The writer personally knows the two principal
surgeons in the case—Drs. Mann and Park and by reputation Dr. Mynter—and ventures
to assert that in no city in the Union could two better surgeons be found—learned,
experinced [sic], skilful [sic] in operating and eminently judicious,
and cautions [sic] in the general management of such cases—a careful
scrutiny of the bulletins will show that at no time did either of these men,
over their own signature, say that the President was out of danger. They gave
the symptoms, and most surgeons throughout the country agreed with them, that
the prognosis was favorable. An interview with Dr. Mann published in the [389][390]
New York Herald, the day before the change for the worse, said: “That
I, by no means consider the President out of danger.” To be sure Dr. McBurney,
of New York, gave a most encouraging diagnosis—in fact felt sure that he was
to recover. The writer is very sure that this opinion was not endorsed by the
regular attendants. The fear at first was that peritonitis would follow the
injury, but after two days, when it did not come, we all hoped much, although
every surgeon of experience felt anxious when each bulletin announced a rapid
pulse and some elevation of temperature.

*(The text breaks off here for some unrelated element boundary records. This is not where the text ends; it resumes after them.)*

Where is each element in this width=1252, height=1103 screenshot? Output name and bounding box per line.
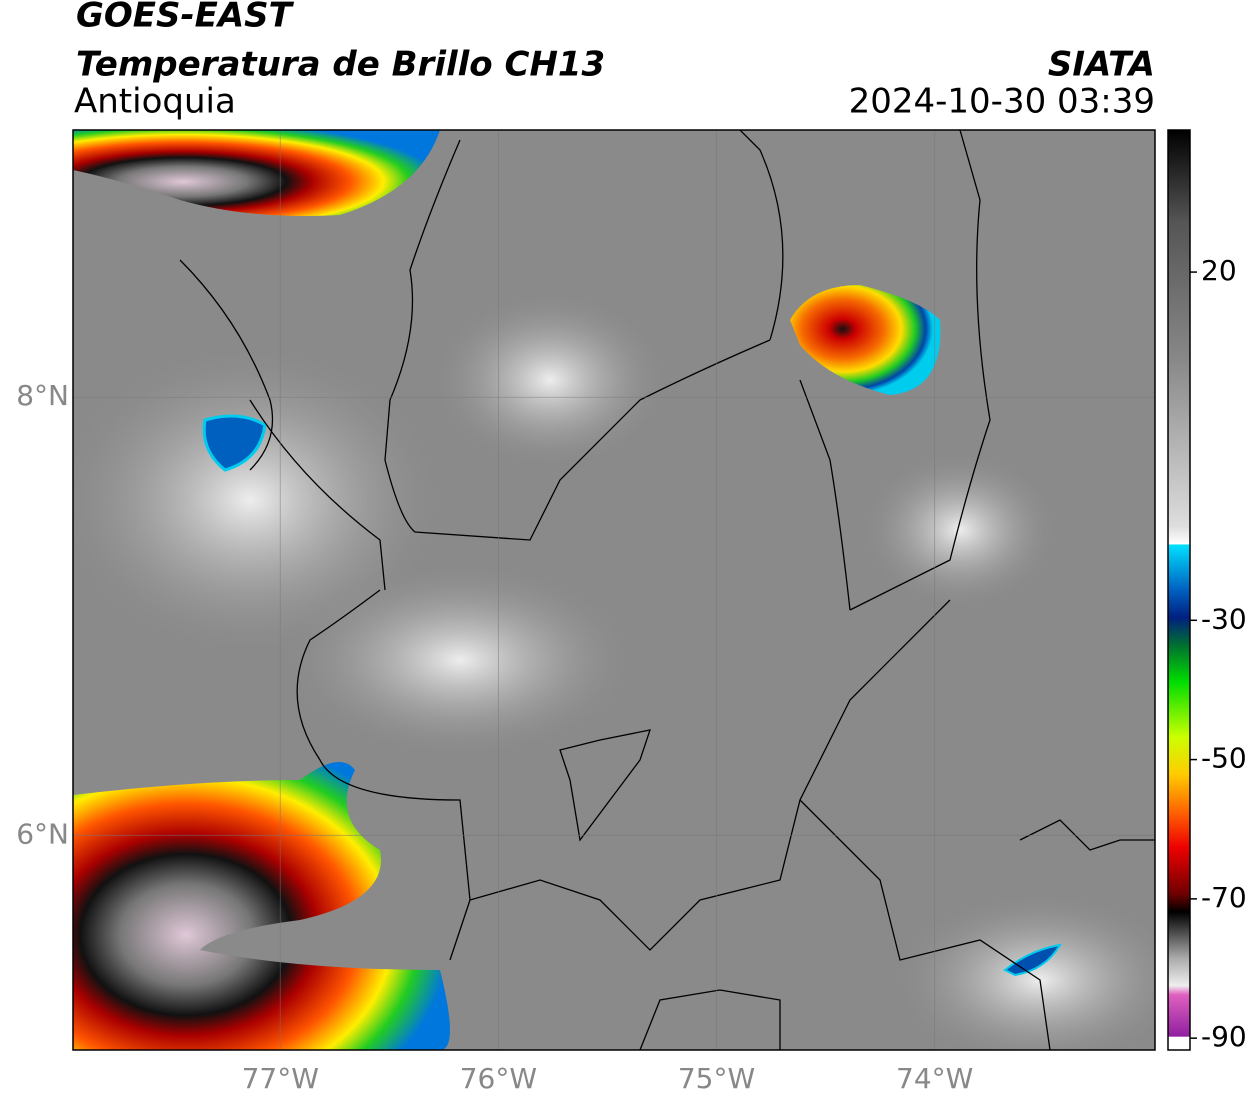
source: SIATA (1048, 45, 1155, 85)
timestamp: 2024-10-30 03:39 (849, 82, 1155, 122)
x-tick-label: 77°W (242, 1062, 319, 1095)
colorbar-tick-label: 20 (1201, 254, 1237, 287)
satellite-image (73, 130, 1155, 1050)
region: Antioquia (74, 82, 236, 122)
colorbar-tick-label: -70 (1201, 881, 1247, 914)
map-frame (72, 129, 1156, 1051)
colorbar-ticks: 20 -30 -50 -70 -90 (1190, 254, 1247, 1053)
graticule: 77°W 76°W 75°W 74°W 8°N 6°N (16, 130, 1155, 1095)
x-tick-label: 74°W (896, 1062, 973, 1095)
x-tick-label: 76°W (460, 1062, 537, 1095)
y-tick-label: 8°N (16, 379, 69, 412)
y-tick-label: 6°N (16, 817, 69, 850)
colorbar-tick-label: -50 (1201, 742, 1247, 775)
x-tick-label: 75°W (678, 1062, 755, 1095)
colorbar (1167, 129, 1191, 1051)
colorbar-tick-label: -30 (1201, 602, 1247, 635)
title: GOES-EAST (76, 0, 295, 36)
subtitle: Temperatura de Brillo CH13 (76, 45, 605, 85)
colorbar-tick-label: -90 (1201, 1020, 1247, 1053)
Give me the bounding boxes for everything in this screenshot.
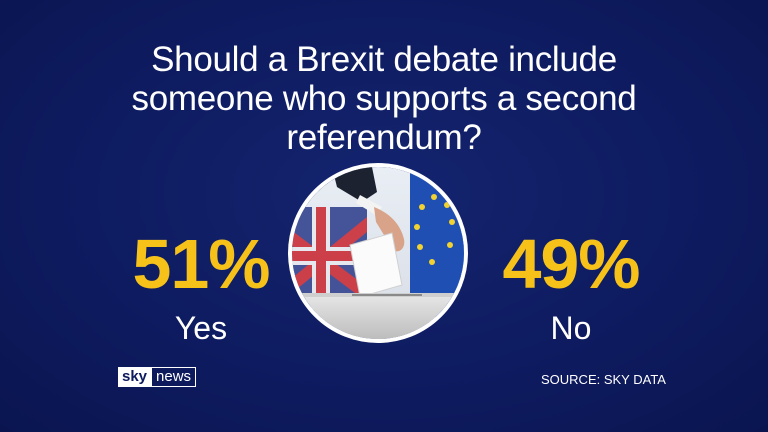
no-percentage: 49% bbox=[502, 225, 640, 303]
ballot-photo-icon bbox=[292, 167, 464, 339]
sky-news-logo: sky news bbox=[118, 367, 197, 387]
source-note: SOURCE: SKY DATA bbox=[541, 372, 666, 387]
chart-title: Should a Brexit debate include someone w… bbox=[131, 40, 637, 157]
news-logo-text: news bbox=[151, 367, 197, 387]
yes-label: Yes bbox=[174, 310, 228, 346]
ballot-box-photo bbox=[288, 163, 468, 343]
no-label: No bbox=[550, 310, 592, 346]
sky-logo-text: sky bbox=[118, 367, 152, 387]
yes-percentage: 51% bbox=[132, 225, 270, 303]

The postmortem showed gangrene from
which some absorption of dead tissue took place and he died from septicemia
(blood poison). No pus. No signs of peritonitis. No skill could have detected
this gangrene. No amount of skill could have prevented it, could it have been
foreseen. No good modern surgeon would have neglected to operate at the time
that Dr. Mann operated. No one could have done it better. No judicious surgeon
would have spent any more time searching for a bullet, which had done all the
harm it could. It was the impact (the force) of the bullet (shot from a pistol
within a few inches of the President) that killed the tissues for a distance
about its course and caused the gangrene, in the writer’s opinion. The bullet
might have remained in the body for years, (had he recovered) and no harm resulted—nature
covers it up usually. The harm comes from what it carries with it and what it
injures in its passage. We are therefore of the opinion that all that human
foresight and skill could do, was done to save the life of the President.